Squash

Weitere Informationen von Philipp Reisener zum Thema Squash

Squash gehört zu den wenigen Rückschlag-Sportarten bei denen sich die Gegner ein und dasselbe Spielfeld teilen. Ziel des Spiels ist es den so genannten Squash Ball so zu schlagen, dass der Gegner ihn nicht mehr erreicht. Dabei werden sämtliche Seitenwände mit in das Spiel integriert.

Es besteht sowohl die Möglichkeit des Doppel- als auch des Einzelspiels.

Ursprünglich kommt diese Sportart aus England und wurde dort Mitte des 19. Jahrhunderts entwickelt. In den 1930er Jahren entstanden dann auch die ersten Plätze (so genannte Squashcourts) in Deutschland. Anfangs waren diese jedoch nur vereinzelt verbreitet und nur in größeren Städten angesiedelt. Erst im Laufe der Zeit wurde das Ballspiel international bekannt und anerkannt. Heutzutage werden ganze Meisterschaften und Turniere ausgerichtet und es bestehen eigene Profiligen.

Nichtsdestotrotz gilt diese Rückschlag-Sportart nicht als olympische Sportart. Sowohl im Jahr 2005 als auch 2009 verfehlte der Verband nur knapp die Teilnahme an den Olympischen Spielen. Allerdings stehen die Chancen gut, dass die Teilnahme in naher Zukunft noch Realität wird. Denn obwohl sich die Zahl der Squash Spieler in Deutschland allmählich auf einem konstanten Niveau einpendelt, steigen die Zahlen in östlichen Ländern und den USA weiterhin rasant an. Auch die meisten professionellen Spieler kommen aus besagten Gebieten.
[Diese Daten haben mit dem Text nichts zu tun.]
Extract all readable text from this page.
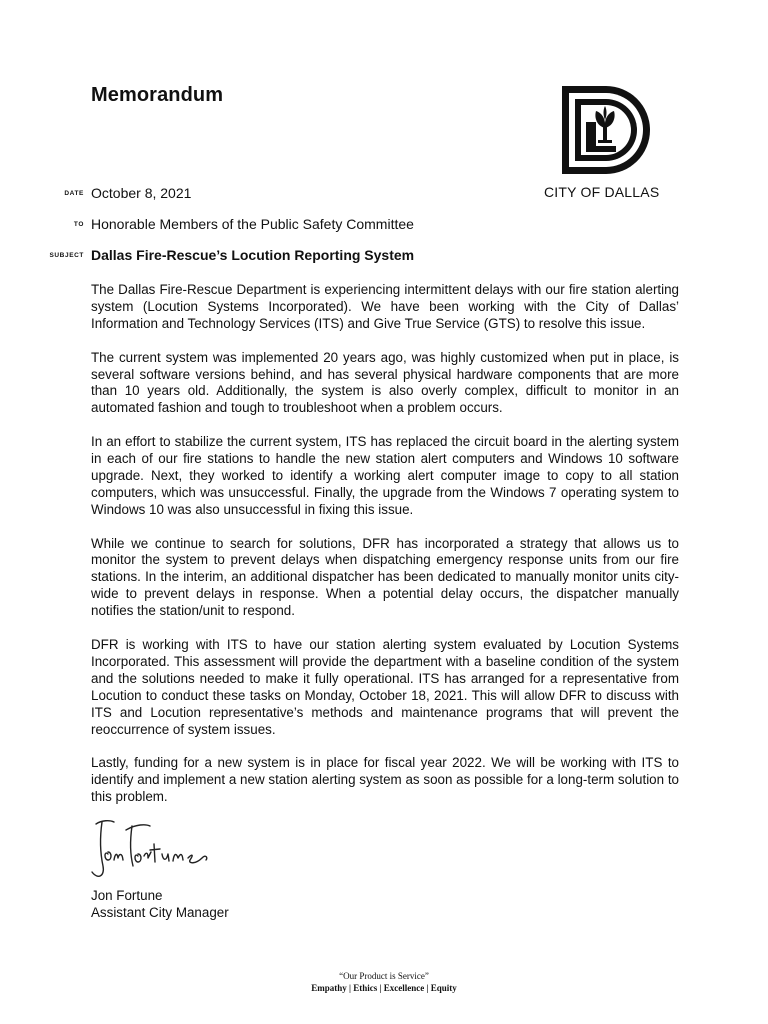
Memorandum
CITY OF DALLAS
DATE October 8, 2021
TO Honorable Members of the Public Safety Committee
SUBJECT Dallas Fire-Rescue’s Locution Reporting System

The Dallas Fire-Rescue Department is experiencing intermittent delays with our fire station alerting system (Locution Systems Incorporated). We have been working with the City of Dallas’ Information and Technology Services (ITS) and Give True Service (GTS) to resolve this issue.

The current system was implemented 20 years ago, was highly customized when put in place, is several software versions behind, and has several physical hardware components that are more than 10 years old. Additionally, the system is also overly complex, difficult to monitor in an automated fashion and tough to troubleshoot when a problem occurs.

In an effort to stabilize the current system, ITS has replaced the circuit board in the alerting system in each of our fire stations to handle the new station alert computers and Windows 10 software upgrade. Next, they worked to identify a working alert computer image to copy to all station computers, which was unsuccessful. Finally, the upgrade from the Windows 7 operating system to Windows 10 was also unsuccessful in fixing this issue.

While we continue to search for solutions, DFR has incorporated a strategy that allows us to monitor the system to prevent delays when dispatching emergency response units from our fire stations. In the interim, an additional dispatcher has been dedicated to manually monitor units city-wide to prevent delays in response. When a potential delay occurs, the dispatcher manually notifies the station/unit to respond.

DFR is working with ITS to have our station alerting system evaluated by Locution Systems Incorporated. This assessment will provide the department with a baseline condition of the system and the solutions needed to make it fully operational. ITS has arranged for a representative from Locution to conduct these tasks on Monday, October 18, 2021. This will allow DFR to discuss with ITS and Locution representative’s methods and maintenance programs that will prevent the reoccurrence of system issues.

Lastly, funding for a new system is in place for fiscal year 2022. We will be working with ITS to identify and implement a new station alerting system as soon as possible for a long-term solution to this problem.

Jon Fortune
Assistant City Manager
“Our Product is Service”
Empathy | Ethics | Excellence | Equity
Die Regeln für Squash sind relativ simpel. Gespielt wird in einem rechteckigen Raum, der durch vier Wände begrenzt wird. In Blickrichtung der Spieler befindet sich die vermutlich wichtigste Seite. Hier muss der Aufschlag in einem markierten Bereich landen und auch während des Spiels darf der Ball weder zu hoch noch zu tief aufkommen. Schlägt einer der Spieler den Ball ins Aus, so bekommt der Gegner einen Punkte und übernimmt das Aufschlagsrecht.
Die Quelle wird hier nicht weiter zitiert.